« Deux ans après, la pleine effectivité de la loi [Taquet] n’est toujours pas au rendez-vous », s'impatiente le collectif Cause Majeur !

Le temps passe mais les mêmes problématiques d'inégalités territoriales et de manque d'accès aux droits pour les jeunes majeurs sortant de l'aide sociale à l'enfance persistent, met en évidence le nouveau bilan du Collectif.

Au niveau des progrès, l'enquête* « sans prétention scientifique » fait apparaître que les jeunes bénéficiant d’un contrat jeune majeur sont pour la grande majorité accompagnés par un éducateur référent ( (90% des répondants). « Si les accompagnements se prolongent en moyenne jusqu’aux 19 ans et 8 mois du jeune, nous sommes encore loin d’un accompagnement légal jusqu’aux 21 ans », note le Collectif qui rassemble plus de 30 associations nationales, collectifs et personnes qualifiées. La durée moyenne de l’accompagnement des jeunes majeurs est de 20 mois (en cumulant le nombre de contrats obtenus entre 18 et 21 ans). De fait, les jeunes interrogés sortent de la protection de l’enfance à 19 ans et 8 mois.

En revanche, la liste est plus longue concernant les manquements constatés dans l'application de la loi.

  • 49 % des répondants constatent l’absence d’augmentation du nombre de contrats jeunes majeurs dans leur département, 66 % constatent qu’ils s’arrêtent avant 21 ans.

Le bilan épingle les conseils départementaux qui justifient encore trop souvent des refus d'accompagnement des jeunes majeurs « par des raisons non conformes à la loi » (exemple : absence de projet scolaire ou professionnel). Ce constat confirme les craintes du collectif Cause Majeur! sur le « caractère arbitraire » des évaluations des situations et de l'attribution des accompagnements jeunes majeurs

  • 44 % des répondants déclarent que les jeunes majeurs ne sont pas prioritaires dans l’accès au logement social ;
  • Seuls 11 % des jeunes interrogés déclarent avoir eu droit à l’entretien pour faire un bilan de leur parcours et leur accès à l'autonomie, six mois après la sortie du dispositif.
Selon l'enquête, seule la moitié de professionnels interrogés connaissent les dispositions de la loi du 7 février 2022 relative à la protection des enfants.

 « Un double système de la protection de l’enfance »

Le Collectif Cause Majeur s'alarme également du manque d’accompagnement des jeunes anciennement suivis par la protection judiciaire de la jeunesse (PJJ). Concernant les mineurs non accompagnés (MNA), les retours des professionnels sont alarmants et font part de l'existence d’« un double système de la protection de l’enfance ». Seuls 37 % des travailleurs sociaux interrogés estiment que les MNA sont épaulés dans leurs démarches pour obtenir un titre de séjour. Et 43% d'entre eux déclarent que les jeunes majeurs étrangers ne bénéficient pas du même accompagnement que les autres jeunes du département.

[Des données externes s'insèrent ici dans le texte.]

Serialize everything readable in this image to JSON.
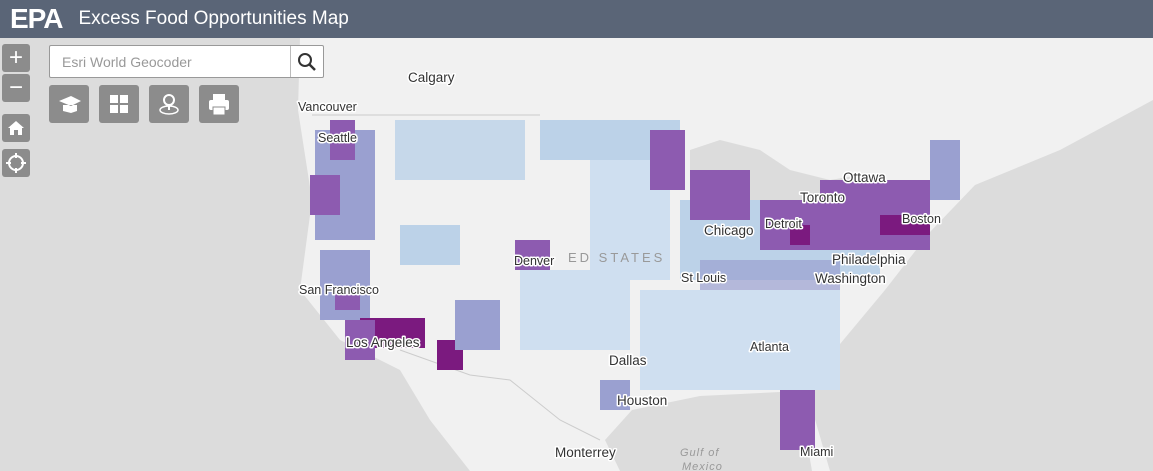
{
  "header": {
    "logo": "EPA",
    "title": "Excess Food Opportunities Map"
  },
  "search": {
    "placeholder": "Esri World Geocoder"
  },
  "zoom": {
    "in": "+",
    "out": "−"
  },
  "labels": {
    "calgary": "Calgary",
    "vancouver": "Vancouver",
    "seattle": "Seattle",
    "ottawa": "Ottawa",
    "toronto": "Toronto",
    "detroit": "Detroit",
    "chicago": "Chicago",
    "boston": "Boston",
    "philadelphia": "Philadelphia",
    "washington": "Washington",
    "st_louis": "St Louis",
    "denver": "Denver",
    "country": "ED STATES",
    "san_francisco": "San Francisco",
    "los_angeles": "Los Angeles",
    "dallas": "Dallas",
    "atlanta": "Atlanta",
    "houston": "Houston",
    "monterrey": "Monterrey",
    "gulf_1": "Gulf of",
    "gulf_2": "Mexico",
    "miami": "Miami"
  }
}
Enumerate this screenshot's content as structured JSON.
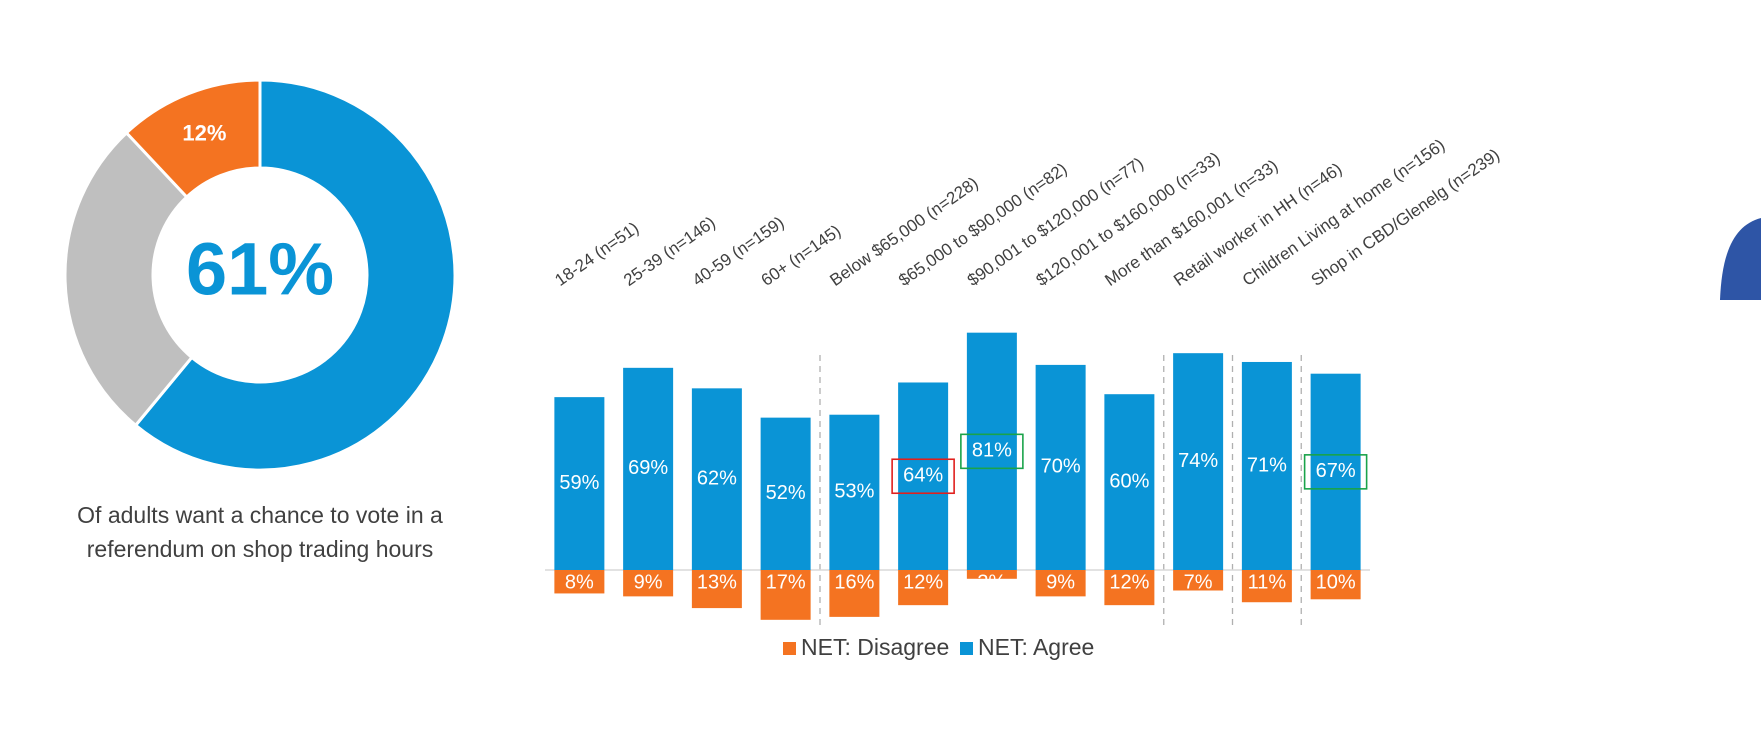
{
  "chart_data": [
    {
      "type": "pie",
      "values": [
        61,
        27,
        12
      ],
      "value_labels": [
        "61%",
        null,
        "12%"
      ],
      "colors": [
        "#0a94d6",
        "#bfbfbf",
        "#f47321"
      ],
      "donut": true,
      "caption": [
        "Of adults want a chance to vote in a",
        "referendum on shop trading hours"
      ]
    },
    {
      "type": "bar",
      "categories": [
        "18-24 (n=51)",
        "25-39 (n=146)",
        "40-59 (n=159)",
        "60+ (n=145)",
        "Below $65,000 (n=228)",
        "$65,000 to $90,000 (n=82)",
        "$90,001 to $120,000 (n=77)",
        "$120,001 to $160,000 (n=33)",
        "More than $160,001 (n=33)",
        "Retail worker in HH (n=46)",
        "Children Living at home (n=156)",
        "Shop in CBD/Glenelg (n=239)"
      ],
      "series": [
        {
          "name": "NET: Disagree",
          "color": "#f47321",
          "values": [
            -8,
            -9,
            -13,
            -17,
            -16,
            -12,
            -3,
            -9,
            -12,
            -7,
            -11,
            -10
          ],
          "value_labels": [
            "8%",
            "9%",
            "13%",
            "17%",
            "16%",
            "12%",
            "3%",
            "9%",
            "12%",
            "7%",
            "11%",
            "10%"
          ]
        },
        {
          "name": "NET: Agree",
          "color": "#0a94d6",
          "values": [
            59,
            69,
            62,
            52,
            53,
            64,
            81,
            70,
            60,
            74,
            71,
            67
          ],
          "value_labels": [
            "59%",
            "69%",
            "62%",
            "52%",
            "53%",
            "64%",
            "81%",
            "70%",
            "60%",
            "74%",
            "71%",
            "67%"
          ]
        }
      ],
      "ylim": [
        -20,
        85
      ],
      "group_breaks": [
        4,
        9,
        10,
        11
      ],
      "highlights": [
        {
          "index": 5,
          "color": "#e0201e"
        },
        {
          "index": 6,
          "color": "#1aa34a"
        },
        {
          "index": 11,
          "color": "#1aa34a"
        }
      ],
      "legend": "bottom"
    }
  ]
}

L'enquête attire l'attention sur la situation spécifique des jeunes en situation de handicap psychique lors de leur passage à leur majorité. Le témoignage d’un professionnel indique notamment que « la protection adulte vulnérable est plus longue à obtenir et conditionne l’accès aux établissements médico-sociaux ou aux ESAT (établissements et services d’aide par le travail) ainsi que le contrat jeune majeur (CJM) ».

« Si nous pouvions parler de bilan en demi-teinte en 2023, l'absence d'amélioration notable deux ans après l'entrée en vigueur de la loi devient inquiétante », conclut Cause Majeur !. « Les mêmes problématiques d'inégalités territoriales et de manque d'accès aux droits persistent ».

Y-a-il un pilote dans l’avion ?

Du côté de la CNAPE, la patience a aussi atteint ses limites. « Y-a-il un pilote dans l’avion ? », questionne, dans un communiqué, la fédération des associations de protection de l’enfance. Elle appelle notamment à la publication urgente du décret interdisant l'hébergement des mineurs de l’aide sociale à l'enfance (ASE) dans des hôtels. « Les mesures dont la mise en œuvre devait être immédiate, telles que la non séparation des fratries, le bilan pédiatrique psychique et social de l’enfant remis au juge des enfants, ou encore l’assistance éducative "renforcée ou intensifiée" ne sont toujours pas effectives et homogènes sur l’ensemble du territoire, faute de moyens supplémentaires », ajoute la CNAPE.


*Le bilan a été effectué par le biais d’un questionnaire diffusé dans le réseau du collectif  Cause Majeur !, rempli par 73 professionnels qui accompagnent plus de 3000 jeunes majeurs dans 35 départements.